2007-04-09 / Audiophile Audition / John Sunier

JEAN-PHILIPPE RAMEAU: Keyboard Suites in E minor, G minor, A minor – Angela Hewitt, piano – Hyperion
Hewitt does a marvelous job with the ornamentation and achieves a remarkable clarity of line without the odd harpsichord-imitation effects that were associated with Glenn Gould.

JEAN-PHILIPPE RAMEAU: Keyboard Suites in E minor, G minor, A minor – Angela Hewitt, piano – Hyperion multichannel SACD A67597, 78:18 ****:

Though Rameau was primarily known during the latter part of his life in Paris as a composer of operas, ballets and cantatas, he found time to create some 60-odd works for the clavecin. Strangely, although for most of the first 35 years of his life he was a church organist in various towns in France (and was so thin he was described as looking like an organ pipe), he never wrote anything for that instrument.

When the first modern edition of Rameau’s keyboard works was published in 1895, the harpsichord had been forgotten, and it was felt all the ornaments were too hard to play and inappropriate on the piano, so they were omitted. Rameau had originally arranged the pieces, as was the custom, in groups in the same key. Only later were they arranged into the present suites.

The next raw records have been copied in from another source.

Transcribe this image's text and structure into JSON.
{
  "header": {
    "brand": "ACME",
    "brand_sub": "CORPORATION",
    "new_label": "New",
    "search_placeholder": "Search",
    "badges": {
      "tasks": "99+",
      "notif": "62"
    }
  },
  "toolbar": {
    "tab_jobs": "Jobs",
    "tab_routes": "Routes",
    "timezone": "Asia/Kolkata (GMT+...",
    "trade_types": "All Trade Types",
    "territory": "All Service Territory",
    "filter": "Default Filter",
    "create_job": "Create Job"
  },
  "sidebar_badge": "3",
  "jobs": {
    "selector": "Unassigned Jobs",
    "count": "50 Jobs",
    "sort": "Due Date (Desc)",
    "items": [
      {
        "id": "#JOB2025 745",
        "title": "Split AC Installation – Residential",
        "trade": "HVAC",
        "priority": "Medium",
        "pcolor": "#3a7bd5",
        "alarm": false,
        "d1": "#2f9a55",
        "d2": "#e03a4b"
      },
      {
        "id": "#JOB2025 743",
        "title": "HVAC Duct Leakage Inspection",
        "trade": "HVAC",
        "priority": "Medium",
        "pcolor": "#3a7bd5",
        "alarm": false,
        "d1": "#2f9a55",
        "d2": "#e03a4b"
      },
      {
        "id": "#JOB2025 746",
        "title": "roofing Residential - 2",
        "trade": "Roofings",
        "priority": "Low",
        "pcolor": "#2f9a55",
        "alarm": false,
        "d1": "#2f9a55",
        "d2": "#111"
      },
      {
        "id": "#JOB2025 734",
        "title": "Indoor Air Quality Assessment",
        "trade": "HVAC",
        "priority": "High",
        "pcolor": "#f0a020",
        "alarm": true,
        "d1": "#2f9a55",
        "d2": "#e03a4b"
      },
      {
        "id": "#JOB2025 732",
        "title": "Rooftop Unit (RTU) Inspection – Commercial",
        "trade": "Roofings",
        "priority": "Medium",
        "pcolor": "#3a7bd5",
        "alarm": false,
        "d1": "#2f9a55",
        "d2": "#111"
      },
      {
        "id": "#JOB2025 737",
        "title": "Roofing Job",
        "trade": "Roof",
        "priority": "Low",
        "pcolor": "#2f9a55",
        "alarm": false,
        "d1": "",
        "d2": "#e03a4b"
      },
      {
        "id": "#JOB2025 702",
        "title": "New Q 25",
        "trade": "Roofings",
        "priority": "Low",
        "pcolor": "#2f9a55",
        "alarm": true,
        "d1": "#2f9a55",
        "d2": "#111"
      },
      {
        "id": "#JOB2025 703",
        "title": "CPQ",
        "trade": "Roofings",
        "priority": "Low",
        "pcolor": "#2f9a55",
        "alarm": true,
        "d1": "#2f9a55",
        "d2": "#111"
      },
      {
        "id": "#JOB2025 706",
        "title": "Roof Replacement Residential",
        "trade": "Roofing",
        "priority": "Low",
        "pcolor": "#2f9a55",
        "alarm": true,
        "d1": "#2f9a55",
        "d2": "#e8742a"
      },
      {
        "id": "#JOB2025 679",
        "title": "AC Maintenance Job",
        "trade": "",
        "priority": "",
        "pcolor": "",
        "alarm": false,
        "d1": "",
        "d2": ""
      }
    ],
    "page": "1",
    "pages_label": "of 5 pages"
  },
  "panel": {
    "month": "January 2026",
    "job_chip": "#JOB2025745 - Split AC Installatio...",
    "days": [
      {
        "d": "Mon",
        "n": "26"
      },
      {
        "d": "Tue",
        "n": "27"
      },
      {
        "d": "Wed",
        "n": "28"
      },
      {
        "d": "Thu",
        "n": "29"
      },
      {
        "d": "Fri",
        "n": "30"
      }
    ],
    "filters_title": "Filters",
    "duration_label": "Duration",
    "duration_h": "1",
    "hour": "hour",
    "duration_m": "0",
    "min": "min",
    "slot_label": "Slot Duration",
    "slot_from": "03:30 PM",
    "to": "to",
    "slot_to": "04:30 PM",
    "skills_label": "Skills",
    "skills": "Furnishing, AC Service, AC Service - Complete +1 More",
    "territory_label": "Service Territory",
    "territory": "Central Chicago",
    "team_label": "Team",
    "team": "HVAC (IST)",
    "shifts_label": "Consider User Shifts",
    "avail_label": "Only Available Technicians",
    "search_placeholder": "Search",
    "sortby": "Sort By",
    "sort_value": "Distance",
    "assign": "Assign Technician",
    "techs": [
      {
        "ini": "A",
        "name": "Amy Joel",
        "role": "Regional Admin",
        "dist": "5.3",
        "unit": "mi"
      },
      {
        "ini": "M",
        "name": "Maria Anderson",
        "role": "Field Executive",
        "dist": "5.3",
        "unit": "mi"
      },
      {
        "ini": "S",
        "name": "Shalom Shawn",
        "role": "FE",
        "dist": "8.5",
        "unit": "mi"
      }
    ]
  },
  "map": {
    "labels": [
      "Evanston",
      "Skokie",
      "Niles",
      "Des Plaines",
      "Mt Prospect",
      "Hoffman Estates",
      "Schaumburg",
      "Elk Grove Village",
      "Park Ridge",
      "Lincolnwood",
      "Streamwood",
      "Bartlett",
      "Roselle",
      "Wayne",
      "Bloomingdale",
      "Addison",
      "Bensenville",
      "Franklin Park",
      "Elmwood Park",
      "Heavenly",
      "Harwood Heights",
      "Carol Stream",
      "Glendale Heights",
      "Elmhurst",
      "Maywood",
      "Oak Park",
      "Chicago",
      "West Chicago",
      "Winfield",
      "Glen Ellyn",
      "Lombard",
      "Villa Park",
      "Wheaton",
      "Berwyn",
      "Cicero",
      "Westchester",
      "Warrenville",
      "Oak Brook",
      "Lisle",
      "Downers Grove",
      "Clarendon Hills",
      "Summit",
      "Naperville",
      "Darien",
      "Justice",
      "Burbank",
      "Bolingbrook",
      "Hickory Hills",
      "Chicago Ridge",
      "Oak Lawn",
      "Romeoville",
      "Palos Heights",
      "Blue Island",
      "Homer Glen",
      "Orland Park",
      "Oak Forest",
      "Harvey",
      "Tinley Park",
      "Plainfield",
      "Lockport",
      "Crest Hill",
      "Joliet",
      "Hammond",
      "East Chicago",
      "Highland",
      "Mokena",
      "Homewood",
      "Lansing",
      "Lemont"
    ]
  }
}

The Suite in E minor includes the famous Tambourin among its nine pieces. The Hen (later orchestrated by Respighi) is the big hit of the G minor Suite, and the seventh piece of the Suite in A minor – a Gavotte – is followed by a half-dozen short Doubles or variations. They ascend in difficulty and virtuosity, concluding with some wild hand-crossing that is clearly intended for a double-manual harpsichord and not a piano.

While I’m not partial to the performance on the modern piano of such music originally written for the harpsichord, I must admit Hewitt does a marvelous job with the ornamentation and achieves a remarkable clarity of line without the odd harpsichord-imitation effects that were associated with Glenn Gould. The clarity and naturalness of the hi-res surround aids in the presentation of these innovative French keyboard works, as does the dulcet treble tone and bass richness of the Italian-made piano increasingly showing up on recordings today – the Fazioli.